For sellers, Arizona's low tax rate means you keep more of the sale proceeds. A business owner selling a company for $5M in Arizona pays roughly $125K in state tax on the gain. The same sale in California could trigger $600K+ in state tax. That $475K difference is real money, and smart sellers factor it into their timing and residency planning.

Staffing and Labor Dynamics

The Phoenix labor market is a double-edged sword for business owners. On one hand, labor costs are 20-30% below California for comparable roles, which supports strong margins. On the other hand, the market is tightening as more businesses compete for the same workforce.

Staffing companies in metro Phoenix are benefiting from this tension. Light industrial staffing, healthcare staffing, and skilled trades staffing firms are all seeing elevated demand and, consequently, elevated M&A interest. A staffing firm doing $10M+ in revenue with gross margins above 25% and low client concentration is an attractive target for national staffing platforms looking to expand their Southwest footprint.

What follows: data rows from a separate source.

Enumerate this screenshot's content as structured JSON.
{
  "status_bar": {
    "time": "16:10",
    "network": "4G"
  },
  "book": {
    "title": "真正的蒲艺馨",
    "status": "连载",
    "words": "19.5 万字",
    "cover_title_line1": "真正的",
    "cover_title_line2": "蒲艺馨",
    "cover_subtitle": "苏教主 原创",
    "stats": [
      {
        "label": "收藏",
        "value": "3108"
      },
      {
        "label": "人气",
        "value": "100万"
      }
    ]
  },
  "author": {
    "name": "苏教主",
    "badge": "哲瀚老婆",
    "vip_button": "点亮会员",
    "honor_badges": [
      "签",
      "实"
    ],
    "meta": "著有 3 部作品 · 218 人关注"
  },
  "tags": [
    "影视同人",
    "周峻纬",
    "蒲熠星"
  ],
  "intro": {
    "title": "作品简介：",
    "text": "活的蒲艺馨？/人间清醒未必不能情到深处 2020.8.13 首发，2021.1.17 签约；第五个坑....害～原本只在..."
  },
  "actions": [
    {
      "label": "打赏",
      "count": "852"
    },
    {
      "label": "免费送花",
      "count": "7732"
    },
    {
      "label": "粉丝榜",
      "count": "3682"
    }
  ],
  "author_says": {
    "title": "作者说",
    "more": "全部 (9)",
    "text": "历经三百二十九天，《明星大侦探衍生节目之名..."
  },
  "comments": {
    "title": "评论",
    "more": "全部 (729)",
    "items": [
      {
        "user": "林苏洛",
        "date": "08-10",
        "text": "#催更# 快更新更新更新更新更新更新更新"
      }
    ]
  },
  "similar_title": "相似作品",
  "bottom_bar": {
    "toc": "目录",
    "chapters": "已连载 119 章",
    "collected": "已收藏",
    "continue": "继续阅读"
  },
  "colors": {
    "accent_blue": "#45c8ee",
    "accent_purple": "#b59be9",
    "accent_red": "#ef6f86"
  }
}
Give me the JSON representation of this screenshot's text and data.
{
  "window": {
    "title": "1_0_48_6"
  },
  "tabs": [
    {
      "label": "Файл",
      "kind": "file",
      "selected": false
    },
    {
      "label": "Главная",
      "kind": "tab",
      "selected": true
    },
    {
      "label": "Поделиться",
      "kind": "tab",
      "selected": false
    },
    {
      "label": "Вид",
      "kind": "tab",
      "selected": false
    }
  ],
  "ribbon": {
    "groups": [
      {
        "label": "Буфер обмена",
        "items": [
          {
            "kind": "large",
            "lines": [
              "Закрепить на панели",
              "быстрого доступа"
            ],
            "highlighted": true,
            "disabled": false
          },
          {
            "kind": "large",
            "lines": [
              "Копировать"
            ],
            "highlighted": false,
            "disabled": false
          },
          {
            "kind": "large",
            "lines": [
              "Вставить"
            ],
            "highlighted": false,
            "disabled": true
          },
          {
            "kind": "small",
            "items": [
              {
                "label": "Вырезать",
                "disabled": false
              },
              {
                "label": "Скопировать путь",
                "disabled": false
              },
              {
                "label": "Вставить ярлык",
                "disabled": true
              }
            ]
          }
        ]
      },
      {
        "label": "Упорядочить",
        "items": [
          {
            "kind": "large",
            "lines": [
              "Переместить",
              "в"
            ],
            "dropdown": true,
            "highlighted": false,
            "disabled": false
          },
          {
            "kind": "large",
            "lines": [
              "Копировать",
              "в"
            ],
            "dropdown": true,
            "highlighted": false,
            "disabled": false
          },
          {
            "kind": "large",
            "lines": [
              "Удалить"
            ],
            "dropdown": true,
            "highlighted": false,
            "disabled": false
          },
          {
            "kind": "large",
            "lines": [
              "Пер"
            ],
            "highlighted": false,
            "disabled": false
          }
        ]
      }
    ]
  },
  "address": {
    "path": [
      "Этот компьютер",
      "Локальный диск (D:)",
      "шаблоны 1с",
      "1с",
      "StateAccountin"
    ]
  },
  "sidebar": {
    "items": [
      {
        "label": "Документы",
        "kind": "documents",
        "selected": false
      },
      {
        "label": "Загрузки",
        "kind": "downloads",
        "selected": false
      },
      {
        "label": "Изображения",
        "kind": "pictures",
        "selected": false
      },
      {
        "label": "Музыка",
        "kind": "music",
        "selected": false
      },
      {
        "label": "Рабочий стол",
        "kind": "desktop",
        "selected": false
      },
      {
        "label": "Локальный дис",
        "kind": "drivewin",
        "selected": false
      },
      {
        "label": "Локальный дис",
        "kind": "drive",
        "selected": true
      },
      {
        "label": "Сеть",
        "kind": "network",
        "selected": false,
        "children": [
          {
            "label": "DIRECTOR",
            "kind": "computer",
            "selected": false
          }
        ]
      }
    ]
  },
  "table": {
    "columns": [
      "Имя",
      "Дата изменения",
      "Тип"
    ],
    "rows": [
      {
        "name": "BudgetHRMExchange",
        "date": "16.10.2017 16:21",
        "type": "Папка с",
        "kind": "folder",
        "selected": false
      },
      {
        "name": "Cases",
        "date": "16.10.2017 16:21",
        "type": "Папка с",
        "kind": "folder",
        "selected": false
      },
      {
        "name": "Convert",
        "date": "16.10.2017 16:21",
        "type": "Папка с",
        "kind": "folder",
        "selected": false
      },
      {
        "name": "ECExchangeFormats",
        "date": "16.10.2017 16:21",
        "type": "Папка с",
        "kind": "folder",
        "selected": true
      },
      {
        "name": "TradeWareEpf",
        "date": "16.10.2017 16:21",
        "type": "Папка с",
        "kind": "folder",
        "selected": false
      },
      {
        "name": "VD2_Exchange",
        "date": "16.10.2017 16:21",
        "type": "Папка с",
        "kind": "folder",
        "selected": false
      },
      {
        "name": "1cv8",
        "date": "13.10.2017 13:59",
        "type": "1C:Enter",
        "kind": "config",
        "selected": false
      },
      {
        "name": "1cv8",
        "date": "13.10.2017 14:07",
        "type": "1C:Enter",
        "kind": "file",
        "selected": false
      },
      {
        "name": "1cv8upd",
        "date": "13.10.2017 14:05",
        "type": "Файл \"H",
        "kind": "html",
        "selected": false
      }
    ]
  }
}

Positioning a Phoenix Business for Maximum Value

Lead with the growth narrative.Phoenix's population and economic growth is your single biggest selling point. Make sure your financial presentation shows how market growth has contributed to your revenue trajectory, and provide data on forward-looking growth projections for metro Phoenix.

Quantify the CA-to-AZ arbitrage. If you compete with or have displaced California-based businesses, highlight the cost advantage. Buyers understand labor arbitrage, and a Phoenix business delivering comparable quality at 25% lower cost than a California competitor has a durable margin advantage.

Demonstrate workforce stability. In a tight labor market, a business that has retained its key employees is significantly more valuable than one experiencing turnover. Document your retention rates, training programs, and compensation benchmarking.

Address water risk honestly.Sophisticated buyers will ask about water availability. Arizona's Colorado River allocation issues are well-publicized, and buyers will want to understand whether your business has water-intensive operations. For most service and professional businesses this is a non-issue, but for manufacturing, agriculture-adjacent, or landscaping businesses, have a clear answer.

The Bottom Line

Phoenix is no longer a secondary M&A market. Explosive population growth, a 2.5% flat income tax, year-round demand for essential services, and the California migration wave have created a business environment where well-run companies command competitive multiples. The owners who exit best are those who understand that Phoenix's growth story is their growth story — and position their businesses accordingly.